Diğer taraftan 6102 sayılı TTK’nın 19/2 maddesi uyarınca, taraflardan biri için ticari iş sayılan bir işin diğeri içinde ticari iş sayılması davanın niteliğini ticari hale getirmeyecektir. Zira, 6102 sayılı TTK, kanun gereği ticari dava sayılan davalar dışında, ticari davayı ticari iş esasına göre değil ticari işletme esasına göre belirlemiştir. Hal böyle olunca, işin ticari nitelikte olması davayı ticari dava haline getirmez.
6335 Sayılı Kanununun 2.maddesi ile değişik 6102 Sayılı TTK ‘nın 5.maddesi uyarınca ticari davalar Asliye Ticaret mahkemelerince görülerek karara bağlanır. Diğer taraftan aynı düzenleme gereğince, Asliye Ticaret Mahkemeleriyle diğer hukuk mahkemeleri arasındaki ilişki 6762 Sayılı Türk Ticaret Kanunununda ve 6102 sayılı Türk Ticaret Kanununun 6335 Sayılı kanunla yapılan değişiklikten önceki halinden farklı olarak iş bölümü ilişkisi değil görev ilişkisidir. Göreve ilişkin düzenlemeler, 6100 sayılı HMK’nın 1.maddesi uyarınca kamu düzenine ilişkin olduğundan mahkemelerce ve istinaf aşamasında Bölge Adliye Mahkemeleri tarafından re’sen incelenir.
Somut olayda, davanın hizmet sözleşmesinden kaynaklandığı, mutlak ticari dava olmadığı, bu nedenle tarafların sıfatlarına göre mahkemenin görev hususunun değerlendirileceği, davalı tacir olsa da davacı —, tacir olmadığından TTK’nın 4.maddesi uyarınca ticari dava niteliğinde bulunmayan uyuşmazlığın dava tarihinde yürürlükte bulunan 6100 sayılı HMK’nın 2.maddesi uyarınca genel hükümlere göre asliye hukuk mahkemesinde görülüp sonuçlandırılması gerektiğinden Mahkememizin görevsizliğine ilişkin aşağıdaki şekilde hüküm kurulmuştur. —sayılı kararı, —-Sayılı kararı)

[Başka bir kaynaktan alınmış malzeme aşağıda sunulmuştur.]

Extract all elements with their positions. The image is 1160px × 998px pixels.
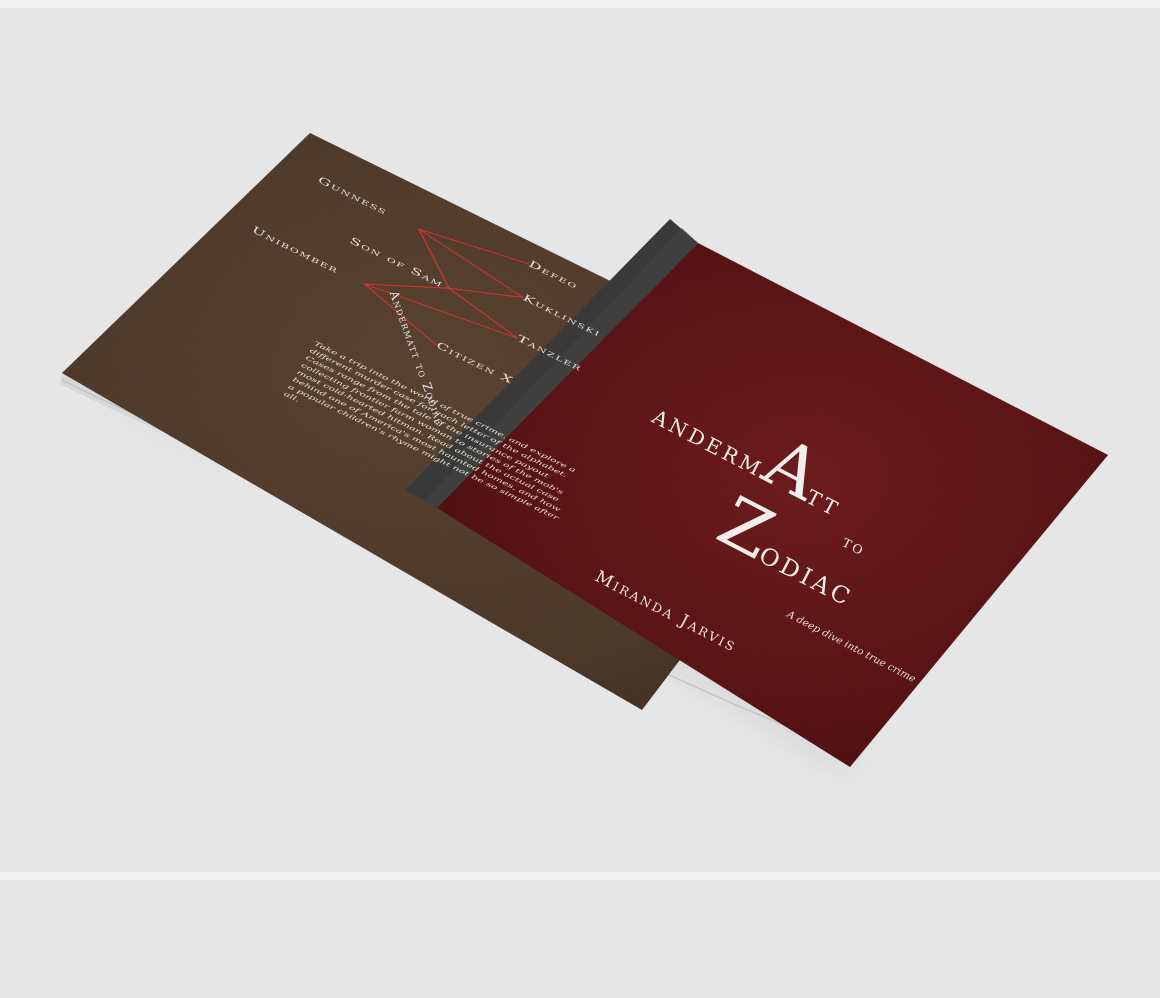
title-zodiac-rest: odiac — [753, 533, 862, 615]
title-prefix: anderm — [647, 398, 771, 485]
cover-subtitle: A deep dive into true crime — [784, 609, 918, 686]
author-name: Miranda Jarvis — [591, 566, 741, 657]
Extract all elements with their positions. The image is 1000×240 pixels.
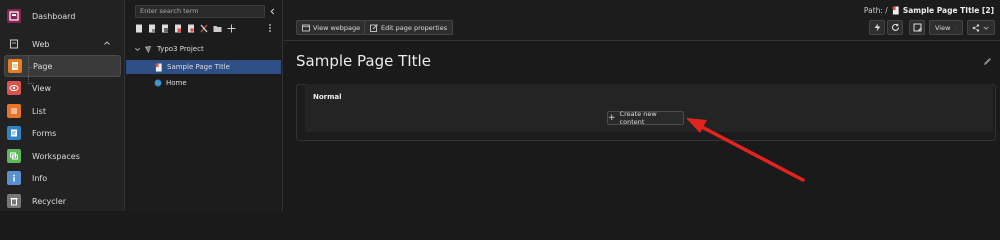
bookmark-note-icon — [913, 23, 921, 32]
reload-button[interactable] — [887, 20, 903, 35]
path-prefix: Path: / — [863, 6, 888, 15]
chevron-down-icon[interactable] — [134, 46, 141, 53]
shortcut-page-icon[interactable] — [161, 24, 169, 33]
page-icon — [8, 59, 22, 73]
lightning-icon — [874, 23, 880, 32]
chevron-up-icon[interactable] — [103, 39, 111, 47]
page-title: Sample Page TItle — [296, 52, 431, 70]
chevron-down-icon — [955, 27, 957, 28]
tree-connector — [28, 67, 34, 68]
create-new-content-label: Create new content — [619, 110, 657, 126]
edit-icon — [370, 23, 378, 32]
module-label: Workspaces — [32, 151, 80, 161]
edit-properties-label: Edit page properties — [381, 23, 448, 32]
info-icon — [7, 171, 21, 185]
tree-node-selected-page[interactable]: Sample Page TItle — [126, 60, 281, 74]
tree-node-label: Sample Page TItle — [167, 63, 230, 71]
tree-node-label: Typo3 Project — [157, 45, 204, 53]
breadcrumb: Path: / Sample Page TItle [2] — [864, 6, 994, 15]
tree-node-root[interactable]: Typo3 Project — [134, 42, 282, 56]
tree-node-label: Home — [166, 79, 187, 87]
new-page-hidden-icon[interactable] — [148, 24, 156, 33]
module-label: Page — [33, 61, 53, 71]
module-workspaces[interactable]: Workspaces — [4, 145, 121, 167]
module-info[interactable]: Info — [4, 167, 121, 189]
module-dashboard[interactable]: Dashboard — [4, 5, 121, 27]
page-tree-panel: Enter search term — [125, 0, 283, 211]
module-label: View — [32, 83, 51, 93]
column-title: Normal — [313, 93, 342, 101]
web-page-icon — [7, 37, 21, 51]
edit-page-properties-button[interactable]: Edit page properties — [364, 20, 454, 35]
module-label: Forms — [32, 128, 57, 138]
flash-clear-cache-button[interactable] — [869, 20, 885, 35]
view-eye-icon — [7, 81, 21, 95]
page-icon — [155, 63, 162, 71]
module-label: Recycler — [32, 196, 67, 206]
dashboard-icon — [7, 9, 21, 23]
module-group-web[interactable]: Web — [4, 33, 121, 55]
view-dropdown-label: View — [935, 23, 951, 32]
workspaces-icon — [7, 149, 21, 163]
tree-toolbar — [135, 22, 236, 34]
list-icon — [7, 104, 21, 118]
module-view[interactable]: View — [4, 77, 121, 99]
forms-icon — [7, 126, 21, 140]
more-options-icon[interactable] — [266, 23, 274, 33]
folder-icon[interactable] — [213, 24, 222, 33]
new-page-icon[interactable] — [135, 24, 143, 33]
plus-icon: + — [608, 112, 616, 123]
module-recycler[interactable]: Recycler — [4, 190, 121, 212]
tree-search-input[interactable]: Enter search term — [135, 5, 265, 18]
tree-node-home[interactable]: Home — [154, 76, 187, 90]
module-label: List — [32, 106, 46, 116]
tree-connector — [28, 57, 29, 84]
chevron-down-icon — [983, 26, 989, 30]
share-dropdown[interactable] — [967, 20, 995, 35]
tree-connector — [28, 83, 34, 84]
module-label: Info — [32, 173, 48, 183]
external-link-page-icon[interactable] — [174, 24, 182, 33]
module-label: Dashboard — [32, 11, 76, 21]
view-dropdown[interactable]: View — [929, 20, 963, 35]
view-webpage-label: View webpage — [313, 23, 361, 32]
module-menu: Dashboard Web Page View List Forms Works… — [0, 0, 125, 211]
home-globe-icon — [154, 79, 162, 87]
collapse-tree-button[interactable] — [267, 5, 278, 18]
recycler-icon — [7, 194, 21, 208]
module-page[interactable]: Page — [4, 55, 121, 77]
mount-point-icon[interactable] — [187, 24, 195, 33]
path-title[interactable]: Sample Page TItle [2] — [903, 6, 994, 15]
typo3-globe-icon — [144, 45, 152, 53]
module-label: Web — [32, 39, 50, 49]
page-icon — [892, 6, 899, 15]
reload-icon — [891, 23, 899, 31]
module-list[interactable]: List — [4, 100, 121, 122]
pencil-icon[interactable] — [983, 57, 992, 66]
spacer-icon[interactable] — [200, 24, 208, 33]
chevron-left-icon — [270, 8, 275, 15]
share-icon — [972, 23, 980, 32]
create-new-content-button[interactable]: + Create new content — [607, 110, 684, 126]
module-forms[interactable]: Forms — [4, 122, 121, 144]
separator-icon[interactable] — [227, 24, 236, 33]
view-webpage-icon — [302, 24, 310, 31]
bookmark-button[interactable] — [909, 20, 925, 35]
view-webpage-button[interactable]: View webpage — [296, 20, 367, 35]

H Ü K Ü M: Gerekçesi yukarıda açıklandığı üzere;
1-Dava dilekçesinin görev nedeniyle reddine, Mahkememizin Görevsizliğine,
2-Görevli mahkemeninin —- Nöbetçi Asliye Hukuk Mahkemeleri olduğuna,
3-HMK 20.maddesi uyarınca kararın kesinleşmesinden sonra 2 haftalık süre içerisinde talep edilmesi halinde dosyanın görevli —– Nöbetçi Asliye Hukuk Mahkemesine gönderilmesine belirtilen süre içerisininde dosyanın gönderilmesi için talepte bulunmaması halinde davanın açılmamış sayılmasına karar verileceğine,
4-HMK’nun 331/2 maddesi uyarınca yargılama giderleri ve vekalet ücretinin görevli mahkemede değerlendirilmesine,
Dair davacı vekilinin ve davalı vekilinin yüzüne karşı kararın tebliğinden itibaren 2 haftalık süre içinde istinaf yolu açık olmak üzere verilen karar açıkça okunup usulen anlatıldı.